Remove Background Noise from Your Video Using Audio Filters

Unless you’re recording videos in a professional studio, it can be difficult to avoid background noises. We know that because we struggle with background noises every week while preparing video tutorials for our YouTube channel. Luckily, there is an easy solution, and it’s available right in the free version of VSDC Video Editor.

Background noises can be broadly divided into two categories: quiet constant sounds and loud sudden sounds. In this article, we’ll focus on the first category because it’s more common and trickier. To remove such background noise from a video, you’ll need to apply an audio filter called “Audio gate” (often referred to as “Noise gate” or “Gate”). Gates are particularly efficient at removing noises produced by a working air conditioner, a fan, a loud computer, or any other type of unwanted low-frequency sounds in your video. For loud sounds like pops and clicks, you’ll want to use a so-called “Median” filter.

Feel free to watch this video tutorial and read the details below.

How does a noise gate help remove background noise from a video?

Noise gates are the most common type of background noise removers. You should think of them as real gates or channels that allow certain sounds to pass through and prevent other sounds from getting in. However, their parameters must be set individually for each video, and if you want to apply the correct settings, you should understand how noise gates work.

Think of the last video you’ve recorded: its average volume – whether it’s your voice or the sound of music – remains at approximately the same level throughout the entire clip, right? That level is called threshold. Whenever the software detects sounds that fall below that threshold, it automatically makes them quieter.

Fans, ACs, loud PC processors – all these humming, hissing, and buzzing background noises are indeed typically lower than your voice, and that’s why gates are so efficient at removing them. However, if you have real cacophony in the background consisting of both quiet and loud sounds, you might have to apply both the Noise gate and the Median filter.

Keep in mind that even with the same type of background noise, there is no way to click on a button and magically remove all the unwanted sounds. Regardless of the software you’re using, you’ll have to do it manually. Be prepared to spend some time toggling controls, tweaking the settings, and literally playing it by ear.

With that said, let’s see how VSDC Free Video Editor helps you with that challenge.

How to remove background noise from video in VSDC using a gating filter

Once you’ve uploaded your footage to VSDC, right-click on it and select Audio effects - Filters - Gate.

How to remove background noise from a video in VSDC

When you do that, the Properties window will slide in from the right side. It contains all the controls you need to set the correct noise removal parameters. If you can’t find the Properties window, right-click on the Gate filter on the timeline and select “Properties”.

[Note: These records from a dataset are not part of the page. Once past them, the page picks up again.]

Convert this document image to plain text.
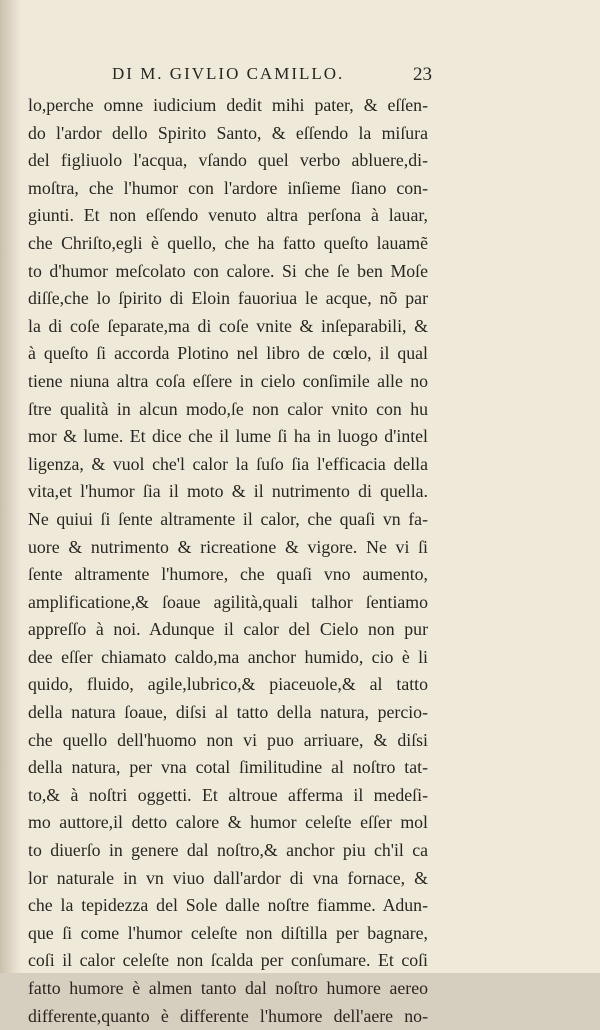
DI M. GIVLIO CAMILLO.	23
lo,perche omne iudicium dedit mihi pater, & eſſen-
do l'ardor dello Spirito Santo, & eſſendo la miſura
del figliuolo l'acqua, vſando quel verbo abluere,di-
moſtra, che l'humor con l'ardore inſieme ſiano con-
giunti. Et non eſſendo venuto altra perſona à lauar,
che Chriſto,egli è quello, che ha fatto queſto lauamẽ
to d'humor meſcolato con calore. Si che ſe ben Moſe
diſſe,che lo ſpirito di Eloin fauoriua le acque, nõ par
la di coſe ſeparate,ma di coſe vnite & inſeparabili, &
à queſto ſi accorda Plotino nel libro de cœlo, il qual
tiene niuna altra coſa eſſere in cielo conſimile alle no
ſtre qualità in alcun modo,ſe non calor vnito con hu
mor & lume. Et dice che il lume ſi ha in luogo d'intel
ligenza, & vuol che'l calor la ſuſo ſia l'efficacia della
vita,et l'humor ſia il moto & il nutrimento di quella.
Ne quiui ſi ſente altramente il calor, che quaſi vn fa-
uore & nutrimento & ricreatione & vigore. Ne vi ſi
ſente altramente l'humore, che quaſi vno aumento,
amplificatione,& ſoaue agilità,quali talhor ſentiamo
appreſſo à noi. Adunque il calor del Cielo non pur
dee eſſer chiamato caldo,ma anchor humido, cio è li
quido, fluido, agile,lubrico,& piaceuole,& al tatto
della natura ſoaue, diſsi al tatto della natura, percio-
che quello dell'huomo non vi puo arriuare, & diſsi
della natura, per vna cotal ſimilitudine al noſtro tat-
to,& à noſtri oggetti. Et altroue afferma il medeſi-
mo auttore,il detto calore & humor celeſte eſſer mol
to diuerſo in genere dal noſtro,& anchor piu ch'il ca
lor naturale in vn viuo dall'ardor di vna fornace, &
che la tepidezza del Sole dalle noſtre fiamme. Adun-
que ſi come l'humor celeſte non diſtilla per bagnare,
coſi il calor celeſte non ſcalda per conſumare. Et coſi
fatto humore è almen tanto dal noſtro humore aereo
differente,quanto è differente l'humore dell'aere no-
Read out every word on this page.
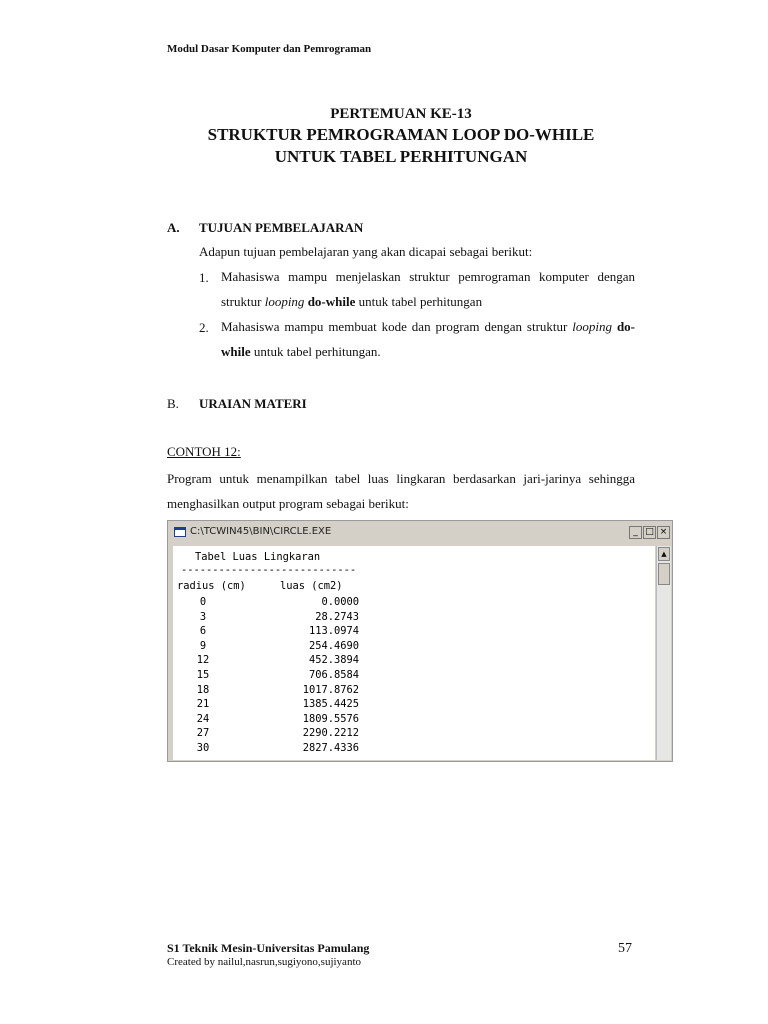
Modul Dasar Komputer dan Pemrograman
PERTEMUAN KE-13
STRUKTUR PEMROGRAMAN LOOP DO-WHILE
UNTUK TABEL PERHITUNGAN
A. TUJUAN PEMBELAJARAN
Adapun tujuan pembelajaran yang akan dicapai sebagai berikut:
1. Mahasiswa mampu menjelaskan struktur pemrograman komputer dengan struktur looping do-while untuk tabel perhitungan
2. Mahasiswa mampu membuat kode dan program dengan struktur looping do-while untuk tabel perhitungan.
B. URAIAN MATERI
CONTOH 12:
Program untuk menampilkan tabel luas lingkaran berdasarkan jari-jarinya sehingga menghasilkan output program sebagai berikut:
C:\TCWIN45\BIN\CIRCLE.EXE	_ □ ×
Tabel Luas Lingkaran
----------------------------
radius (cm)	luas (cm2)
0	0.0000
3	28.2743
6	113.0974
9	254.4690
12	452.3894
15	706.8584
18	1017.8762
21	1385.4425
24	1809.5576
27	2290.2212
30	2827.4336
▲
S1 Teknik Mesin-Universitas Pamulang
Created by nailul,nasrun,sugiyono,sujiyanto
57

Time to go back to the gate metaphor we described earlier. The Gate filter allows you to control when the “gate” opens and closes, how fast it opens and closes, and what kind of sounds get in. To apply all these settings, you’ll be using the following parameters:

  • Threshold. Threshold is the decibel level at which the gate opens. You should set it based on how loud the background noise is. The higher the threshold value is, the louder must be the sound to open the gate.
  • Attack. Attack is the parameter defining how fast the gate opens. The higher the attack value is, the slower the gate will be opening. It is recommended to set it at a low value for percussive sounds and higher values (10 ms or more) for other types of sounds.
  • Release. Release defines how fast the gate closes after opening. Change its value based on the sound type you’re working with. For instance, if you’re recording an electric guitar, you should set a higher value to create a natural-sounding audio decay.
  • Reduction. This value defines how drastic the signal reduction will be. Use it carefully and listen to the result.
  • Ratio. Ratio controls compression applied to the background noise. In other words, this is the parameter that defines how much quieter the unwanted sounds will be after gating. For instance, for compressing 4dB signals down to 1dB, set the Ratio value at 4 (4:1).
  • Knee. Knee is a parameter that controls the compressor’s response to the signal crossing the threshold. It means that compression can be applied instantly or with a delay. A hard knee clamps down right away, while a soft knee causes the compressor to gradually kick in as the signal gets further past the threshold
  • Make-up gain. Make-up gain increases the level of the signal after it has been processed already.

Gate audio filter settings overview in VSDC Video Editor

According to LANDR, a creative platform for musicians, the best strategy is to start with all the parameters set at a minimum except for the Threshold. With that in mind, try the following sequence:

  1. Set the Threshold at maximum while keeping everything else at minimum.
  2. Start lowering the Threshold until you start hearing the main sound of your video.
  3. Start raising the Attack, the Release, and the Knee values one after another and listen to the result every time you make a change.
  4. Fine-tune the rest of the parameters based on the results.

Removing background noise from a video is possible even if you’re a newbie

Keep in mind that while you might be trying to eliminate the unwanted noise only, at some point you’ll notice that your voice or your music may sound different, too. That is normal and expected since you’re changing the signal threshold. Keep tweaking the settings until you get a decent result and remember that masquerading a background noise with a background tune is also an option! Plus, you can always just remove audio from a video and record a voiceover.